Itik Alabio (Anas Platyrynchos Borneo) identik dengan itik rawa sebetulnya termasuk jenis itik petelur. Jenis itik ini serumpun dengan itik Tegal (di Jawa Tengah), itik Mojokerto (di Jawa Timur), itik Karawang/Cerebon (di Jawa Barat),  itik Bali (di Bali) atau itik Pegagan (di OKI,  Sumatra Selatan) yang secara fisik tidak jauh beda.
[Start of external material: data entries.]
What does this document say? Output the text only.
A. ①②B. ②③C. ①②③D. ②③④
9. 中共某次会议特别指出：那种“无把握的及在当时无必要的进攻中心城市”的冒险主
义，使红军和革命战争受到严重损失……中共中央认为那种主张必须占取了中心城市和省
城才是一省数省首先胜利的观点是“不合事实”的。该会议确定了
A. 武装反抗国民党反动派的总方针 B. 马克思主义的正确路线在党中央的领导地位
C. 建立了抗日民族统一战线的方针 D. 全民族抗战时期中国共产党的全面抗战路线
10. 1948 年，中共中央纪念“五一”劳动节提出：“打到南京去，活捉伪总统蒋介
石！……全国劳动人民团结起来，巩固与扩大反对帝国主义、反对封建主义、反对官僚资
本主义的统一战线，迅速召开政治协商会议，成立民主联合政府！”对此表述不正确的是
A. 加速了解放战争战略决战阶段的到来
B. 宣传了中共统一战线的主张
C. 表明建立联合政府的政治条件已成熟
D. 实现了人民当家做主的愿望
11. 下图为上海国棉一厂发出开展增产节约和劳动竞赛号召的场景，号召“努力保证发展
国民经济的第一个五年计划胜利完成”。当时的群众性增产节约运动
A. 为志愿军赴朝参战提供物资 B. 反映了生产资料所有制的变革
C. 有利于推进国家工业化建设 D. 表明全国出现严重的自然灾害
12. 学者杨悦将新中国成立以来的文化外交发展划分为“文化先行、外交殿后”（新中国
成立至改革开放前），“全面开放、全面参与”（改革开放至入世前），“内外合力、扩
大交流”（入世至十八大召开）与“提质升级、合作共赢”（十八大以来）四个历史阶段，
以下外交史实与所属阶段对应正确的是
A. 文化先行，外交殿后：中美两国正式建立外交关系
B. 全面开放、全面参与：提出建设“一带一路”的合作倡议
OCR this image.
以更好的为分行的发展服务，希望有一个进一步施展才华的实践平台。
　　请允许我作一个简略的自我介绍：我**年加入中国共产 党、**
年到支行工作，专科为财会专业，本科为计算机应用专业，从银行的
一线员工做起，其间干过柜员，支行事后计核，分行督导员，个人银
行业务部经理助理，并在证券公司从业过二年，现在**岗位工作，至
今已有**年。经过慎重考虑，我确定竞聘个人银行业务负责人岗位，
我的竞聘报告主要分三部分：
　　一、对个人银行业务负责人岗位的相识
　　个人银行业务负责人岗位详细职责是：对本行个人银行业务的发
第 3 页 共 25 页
Hanya saja itik Alabio dikenal cocok dengan kondisi lahan rawa lebak, sementara itik petelur lainnya belum teruji adaptif secara nyata. 


Menurut Warsito dan Rohaeni (1994) Itik Alabio lebih spesifik berbeda dengan itik Jawa, itik Bali, itik Rouaan (Perancis), atau itik Manila (Filipina), tetapi lebih dekat dengan itik Peking (Cina). Boleh jadi itik Alabio adalah introduksi dari pendatang Cina yang masuk wilayah Kalimantan sebagai pedagang pada Abad ke 7-8  yang kemudian mengalami asimilasi dengan itik-itik lokal.

Pusat perkembangan itik Alabio ini  awal mulanya di daerah Alabio yang terletak di tengah-tengah aliran (DAS) sungai Nagara, anak sungai Barito yang merupakan salah satu kawasan rawa lebak terluas di Kalimantan Selatan. Rawa di kawasan DAS Nagara ini meliputi sekitar 500.000 hektar dan sekitar 200.000 ribu hektar merupakan wilayah dataran banjir. 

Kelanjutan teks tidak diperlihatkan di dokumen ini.